Get-Service | Where { $_.Status -eq 'Running' }

Within that script block, PowerShell will replace the $_ placeholder with the current pipeline object. The script block is executed once for each piped-in object, and objects whose script results in a $True are piped onto the next cmdlet in the pipeline.

But look at Get-WmiObject: It's -filter parameter accepts a string, and it uses more traditional (non-PowerShell) comparison operators:

Get-WmiObject -class Win32_LogicalDisk -filter "drivetype=3"

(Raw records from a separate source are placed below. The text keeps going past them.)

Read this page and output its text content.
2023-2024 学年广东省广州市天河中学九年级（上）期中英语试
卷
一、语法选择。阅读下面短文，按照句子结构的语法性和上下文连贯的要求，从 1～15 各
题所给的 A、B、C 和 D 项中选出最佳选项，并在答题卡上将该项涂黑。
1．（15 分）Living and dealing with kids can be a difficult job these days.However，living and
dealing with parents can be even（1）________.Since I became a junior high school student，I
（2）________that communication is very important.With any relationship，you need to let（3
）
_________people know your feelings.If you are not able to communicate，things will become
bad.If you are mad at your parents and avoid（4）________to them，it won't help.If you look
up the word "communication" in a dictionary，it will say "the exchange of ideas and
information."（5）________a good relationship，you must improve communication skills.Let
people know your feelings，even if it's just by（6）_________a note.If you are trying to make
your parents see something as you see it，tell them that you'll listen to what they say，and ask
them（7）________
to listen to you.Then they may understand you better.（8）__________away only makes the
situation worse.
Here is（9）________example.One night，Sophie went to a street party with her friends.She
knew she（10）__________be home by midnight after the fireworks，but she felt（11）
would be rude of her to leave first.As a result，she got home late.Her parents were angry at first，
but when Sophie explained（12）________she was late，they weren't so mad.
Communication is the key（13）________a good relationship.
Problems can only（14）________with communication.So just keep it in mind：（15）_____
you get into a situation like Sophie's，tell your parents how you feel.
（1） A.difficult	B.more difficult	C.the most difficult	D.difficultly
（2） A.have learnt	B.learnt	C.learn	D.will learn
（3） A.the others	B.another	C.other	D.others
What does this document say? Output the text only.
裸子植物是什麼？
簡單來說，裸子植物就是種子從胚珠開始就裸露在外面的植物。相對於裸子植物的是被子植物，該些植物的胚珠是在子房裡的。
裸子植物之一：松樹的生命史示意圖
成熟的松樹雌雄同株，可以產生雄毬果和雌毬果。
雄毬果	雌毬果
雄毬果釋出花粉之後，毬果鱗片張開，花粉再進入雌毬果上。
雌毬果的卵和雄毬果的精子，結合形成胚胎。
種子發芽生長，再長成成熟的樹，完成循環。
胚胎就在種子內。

That's because most cmdlets that have a -filter parameter, including Get-WmiObject, are actually just passing the filter to whatever is really executing the command. In this case, the filter is passed as a literal string to the WMI service, so the filter is in the syntax accepted by that service (technically, it's called the WMI Query Language, or WQL). It's too bad that PowerShell's creators didn't write the command to accept a script block, and then simply translate that to WQL before passing the filter to WMI. Then you could do this:

Get-WmiObject -class Win32_LogicalDisk -filter { drivetype -eq 3 }

Which would at least be consistent with Where-Object. But then take Get-ADUser, part of Windows Server 2008 R2's ActiveDirectory module. Its -filter parameter does take a PowerShell-style-seeming filter:

Get-ADUser -filter { cn -like 'd*' }

Under the hood, that's doubtless being translated to some LDAP syntax, but it's nice that it's doing the work. Weirdly, you can also provide the filter as a literal string (which makes less sense to me, since there's clearly translation done either way):

Get-ADUser -filter "cn -like 'd*'"

It's like the folks building this cmdlet thought, "well, the filtering stuff is inconsistent, so we'll just be consistent with everything." You can even use either style of quotes:

Get-ADUser -filter 'cn -like "d*"'

Which should cover all bases, I guess. This is likely just an area where the PowerShell team never thought to write out any formal guidance, and so cmdlet authors kind of went and did their own thing. It's too bad, but it's also fixable: It's possible for those cmdlet authors to retrofit a more standardized filtering mechanism without breaking what they're already doing. Is that something you'd like to see?